Edward Avedisian was a true Wunderkind of the New York School in the early 60s and 70s. He migrated to New York City in the mid 50s from his hometown in Lowell, MA and Boston where he studied at the Boston Museum School. Avedisian was propelled into the art scene in New York, with solo exhibits in six different galleries from 1958 to 1963. He quickly rose to become an esteemed artist, most noted for his color field paintings and later for his bold, lyrical abstractions. His work is in the permanent collections of the Museum of Modern Art, the Whitney, Guggenheim, and the Metropolitan Museum of Art. He was also chosen to represent the United States in the Expo ‘67 in Montreal alongside Helen Frankenthaler, Kenneth Noland, Tom Wesselmann and Jasper Johns. By the mid ‘70s, Avedisian was thoroughly frustrated with the art scene. He grew to despise the celebrity status, the dealers, the parties and his decadent lifestyle in general. Avedisian moved to Hudson where his painting exhibited a representational shift. His landscapes depicted these new surroundings in blunt, flat shapes with a contemporary sense of scale and off-handedness. This exhibit will include works made during his early days in New York City.

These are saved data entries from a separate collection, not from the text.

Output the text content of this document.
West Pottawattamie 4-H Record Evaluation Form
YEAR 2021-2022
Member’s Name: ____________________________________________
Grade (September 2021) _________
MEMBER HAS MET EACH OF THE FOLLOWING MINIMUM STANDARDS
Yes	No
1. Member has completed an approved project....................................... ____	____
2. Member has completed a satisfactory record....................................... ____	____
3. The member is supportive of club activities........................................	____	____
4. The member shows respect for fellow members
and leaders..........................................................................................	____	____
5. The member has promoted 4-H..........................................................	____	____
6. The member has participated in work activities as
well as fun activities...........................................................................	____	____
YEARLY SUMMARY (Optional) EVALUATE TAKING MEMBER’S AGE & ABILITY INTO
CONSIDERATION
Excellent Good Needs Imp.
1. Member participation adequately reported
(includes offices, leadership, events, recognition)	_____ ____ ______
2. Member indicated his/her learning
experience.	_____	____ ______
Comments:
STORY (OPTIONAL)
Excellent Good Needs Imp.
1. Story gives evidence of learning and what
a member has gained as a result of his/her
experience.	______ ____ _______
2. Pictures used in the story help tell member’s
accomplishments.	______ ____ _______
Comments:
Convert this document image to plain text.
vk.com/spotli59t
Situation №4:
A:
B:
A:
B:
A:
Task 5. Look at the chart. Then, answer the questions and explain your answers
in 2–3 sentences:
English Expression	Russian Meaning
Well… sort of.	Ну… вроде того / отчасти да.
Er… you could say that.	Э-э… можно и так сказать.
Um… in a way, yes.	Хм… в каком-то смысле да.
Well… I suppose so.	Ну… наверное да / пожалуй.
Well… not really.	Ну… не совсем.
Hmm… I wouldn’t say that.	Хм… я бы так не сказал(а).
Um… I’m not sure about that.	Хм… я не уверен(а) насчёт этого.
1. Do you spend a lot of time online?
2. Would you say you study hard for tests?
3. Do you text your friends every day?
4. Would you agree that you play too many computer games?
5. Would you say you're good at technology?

The life work of Richard Merkin is an incredible documentation of art, theatre, music, style, literature and culture in New York City. Born and bred in Brooklyn, Merkin's studio was located on Broadway and 80th Street where he lived for 69 years, loving his urban playground with a fierce passion. His persona was as stylized as his paintings. With– custom suits, bowler hats, a large moustache and big booming voice, Merkin merged his role as a flaneur and socialite with his integrity as an artist and journalist. The result was a slew of works on paper and large scale oil paintings that conjure the spirit and fantasy of life in the city from the 20s through the 40s. His subjects were prominent figures prevalent in the arts and cultural arenas- for example, Bobby Short, Joan Didion, Frank Sinatra. Some of them were personal friends (of which he had many) and others were more understated people and events he merely deemed worthy of celebration. Tom Wolfe writes, "The typical Merkin picture takes legendary American images- from baseball, the movies, fashion, Society, tabloid crime, and scandal- and mixes them with his own autobiography, often with dream-style juxtapositions."

His highly stylized approach and exuberant color schemes graced the issues of many New Yorker magazine covers where he was employed as an illustrator for over 20 years. Beginning in 1963, Merkin was a teacher at the Rhode Island School of Design (RISD), a career that spanned 42 years. His legacy continues as students remember his flirtatious personality, his love of jokes, and personal style. In addition he was a contributing editor for Vanity Fair, a regular contributor to The New Yorker, Harper’s and the New York Times Sunday Magazine. This frequent distribution of his work to a diverse audience makes him a unique and notable influence on a generation of New Yorkers and young artists. His work is in the permanent collections of The Museum of Modern Art, The Smithsonian Institution, and the Whitney. This exhibit will feature his tempera paintings made in the early 70s.